The ubiquitous mobile phone. In various past articles I have mentioned the spin-off effects of the technology behind telecommunications and the mobile phone being used to create new industrial sensors, relying on the research and the production capabilities for the devices required for the industry. These spin-offs include the rise of radar level measurement systems, the use of wireless in many industrial sensors, and also the availability of many laser diodes, used for interferometry, liquid analysis etc.

Another major development is that of the liquid lens, used in these same mobile phones. This gets really personal, as for the last 60 years I have been an avid aero-spotter, keenly watching light aircraft arrive at our local airport using a telescope to identify them. Then, on arrival at or near the airport, using long and heavy telephoto lenses to photograph them. Later, I collected antique telescopes, manufactured from 1780 to maybe 1850, as they were still really the best quality optical systems, despite modern (commercial) developments. Again, long and heavy things.

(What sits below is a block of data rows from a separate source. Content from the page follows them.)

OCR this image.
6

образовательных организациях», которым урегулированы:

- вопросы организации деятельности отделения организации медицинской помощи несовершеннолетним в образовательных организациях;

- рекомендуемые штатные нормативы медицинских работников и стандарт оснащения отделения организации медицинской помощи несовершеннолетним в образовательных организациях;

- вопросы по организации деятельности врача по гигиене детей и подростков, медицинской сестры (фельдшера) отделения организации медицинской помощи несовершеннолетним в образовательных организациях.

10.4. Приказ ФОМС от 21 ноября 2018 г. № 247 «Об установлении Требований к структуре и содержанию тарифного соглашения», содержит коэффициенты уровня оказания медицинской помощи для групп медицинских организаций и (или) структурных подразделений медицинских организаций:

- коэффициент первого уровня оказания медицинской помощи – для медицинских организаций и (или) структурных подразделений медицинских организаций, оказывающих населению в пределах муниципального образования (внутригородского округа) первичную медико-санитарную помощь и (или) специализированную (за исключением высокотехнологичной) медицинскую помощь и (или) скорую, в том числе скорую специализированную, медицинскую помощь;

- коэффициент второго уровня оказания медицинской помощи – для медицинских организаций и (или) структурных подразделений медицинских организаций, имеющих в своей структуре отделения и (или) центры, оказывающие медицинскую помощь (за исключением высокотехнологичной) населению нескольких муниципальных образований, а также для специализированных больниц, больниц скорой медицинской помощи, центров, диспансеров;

But along came the liquid lens. This is a very small lens device, now commonly used in iPads and mobile phones. The liquid droplet forming the lens has its shape changed electronically, using an electronic control system. This is able to change focal length (to focus) and change optical axis (for optical image stabilization, ie to reduce camera shake effects) – all within a few milliseconds.

The idea for this invention came from research on the phenomenon known as “Electro-wetting” by Professor Bruno Berge, in Lyon, France, with the original patents being issued in 2002. Prof Berge started working on liquid interfaces from 1991 at the Ecole Normale Supérieure in Lyon. A drop of water affected by electro-wetting can function as a variable magnifying glass: so two clear, non-miscible liquids of the same density, one being electronically controlled water, can serve as a lens, depending on the curvature of the interface between them. The two liquids are sealed and held in a metal casing that is typically smaller than 10mm in diameter.

Berge first approached Canon cameras with the invention, but attracted no funding. So with French state funding, and investment fund backing, Berge founded the company VariOptic in 2002. In 2007 they established a production line in China, and in 2009 the first industrial barcode reader with a VariOptic lens appeared on the market. Machine vision manufacturer Cognex was an early adopter of the technology, for barcode ID readers.

A new module now available from IDS (Imaging Development Systems) is a single board USB interface camera, available for use with and control of liquid lenses. These low-cost uEye LE industrial cameras with twist-proof USB Type-C connection and practical USB power delivery are quoted as interesting for logistics systems (eg for package acceptance and sorting), for microscopy and traffic monitoring, as well as for installation in small medical or industrial devices.

So, I am still waiting for a lightweight long focal length telephoto ‘liquid’ lens for my Canon camera. Maybe not the telescope – for as I pointed out to Prof Berge, one of my favourite telescopes dating from the 1790s was made by Matthew Berge, his namesake!